Мы уехали в табор, так назывался здесь полевой стан, вернее сказать, барак, где жила полеводческая бригада. Это была вросшая в землю саманная мазанка, крытая тростником, с нарами в два яруса, застеленными прелой соломой. Здесь жила вся бригада. Мы какое-то время ютились тут, пока не перебрались в другую, совсем уже разбитую мазанку, в километре от этого стана. Здесь мы и стали жить...
Вскоре после того как мы перебрались всей семьей в степь, нас поставили на прополку. Солнце уже шпарило вовсю, и все быстро шло в рост, мы не успели оглядеться, как пустила всходы уже и сахарная свекла, бурак по-здешнему, и кукуруза, а за ней и подсолнечники, семечки, как говорили тут, и клещевина, и фасоль, и все остальное.

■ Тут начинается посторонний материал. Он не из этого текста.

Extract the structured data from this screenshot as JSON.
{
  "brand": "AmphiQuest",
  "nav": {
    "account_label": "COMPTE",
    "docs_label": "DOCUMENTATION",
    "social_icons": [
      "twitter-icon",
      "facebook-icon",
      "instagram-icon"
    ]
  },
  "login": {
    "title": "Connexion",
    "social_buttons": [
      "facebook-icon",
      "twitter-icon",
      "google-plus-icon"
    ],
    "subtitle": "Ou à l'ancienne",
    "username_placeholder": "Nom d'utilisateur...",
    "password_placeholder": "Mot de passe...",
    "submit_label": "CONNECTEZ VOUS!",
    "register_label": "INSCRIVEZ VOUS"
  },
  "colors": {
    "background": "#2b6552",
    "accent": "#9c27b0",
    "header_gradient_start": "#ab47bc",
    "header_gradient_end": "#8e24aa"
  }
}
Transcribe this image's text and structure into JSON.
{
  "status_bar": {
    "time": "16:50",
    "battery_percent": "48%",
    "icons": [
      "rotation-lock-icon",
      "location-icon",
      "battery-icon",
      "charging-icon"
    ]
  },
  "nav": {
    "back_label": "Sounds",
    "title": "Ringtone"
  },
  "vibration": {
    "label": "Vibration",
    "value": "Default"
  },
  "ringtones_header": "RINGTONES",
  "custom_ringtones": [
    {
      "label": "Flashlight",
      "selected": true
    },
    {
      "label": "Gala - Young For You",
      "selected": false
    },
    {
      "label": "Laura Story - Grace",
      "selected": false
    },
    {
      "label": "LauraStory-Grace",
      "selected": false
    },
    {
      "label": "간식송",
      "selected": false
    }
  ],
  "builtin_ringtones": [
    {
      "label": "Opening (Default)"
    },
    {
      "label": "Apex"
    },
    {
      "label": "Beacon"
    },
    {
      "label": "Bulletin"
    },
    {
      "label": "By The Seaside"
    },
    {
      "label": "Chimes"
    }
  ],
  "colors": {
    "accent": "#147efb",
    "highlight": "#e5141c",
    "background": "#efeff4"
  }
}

Помню день, когда нас вывели на прополку. У каждого в руках была цапка или тяпка — мотыга, лучше сказать. Мы вышли к дороге: и мама, и отец, и я... Сестра еще была маленькая. Каждый получил свой ряд, каждый встал в начале своего ряда. Надо было поднять землю возле каждого ростка, каждого листика, но так, чтобы не затронуть, не повредить самого всхода, выполоть все, что этот росточек окружало, всю траву, все сорняки и все лишнее, мешающие стебли... Так — один росточек за другим. Скоро, однако, я заметил, что наши соседи, которые встали в ряд вместе с нами, далеко ушли вперед, в то время как мы все еще были в начале ряда, совсем еще недалеко ушли от шоссе. Не такая простая она оказалась, эта цаповка... Когда мы, к полдню, дошли до конца этого бесконечного, до другой дороги и до другого поля растянувшегося ряда, начинавшие вместе с нами станичники заходили уже на четвертый. Оглядываясь назад, на свой рядок, я видел, что совсем не образцовой была моя работа, кое-где оставалась и пропущенная трава, и не столь глубоко, как нужно было бы, взрыхлена была земля. Да и сами стебли отстояли далеко не на равном расстоянии друг от друга. Это заметил и бригадир, строгий казак, поглядевший на нашу работу; взял у меня цапку и стал яростно рубить землю, взрыхлять ее, убирать лишнее...
Вечером в тот день, когда мы возвращались к себе, шли по пыльному шоссе, у меня под ногами все еще — по колено — была трава. Я наклонялся пониже, к самой дороге, но под ногами была одна только пыль, никакой травы не было. Но когда я поднимался, в глазах у меня опять вставала трава, все та же трава.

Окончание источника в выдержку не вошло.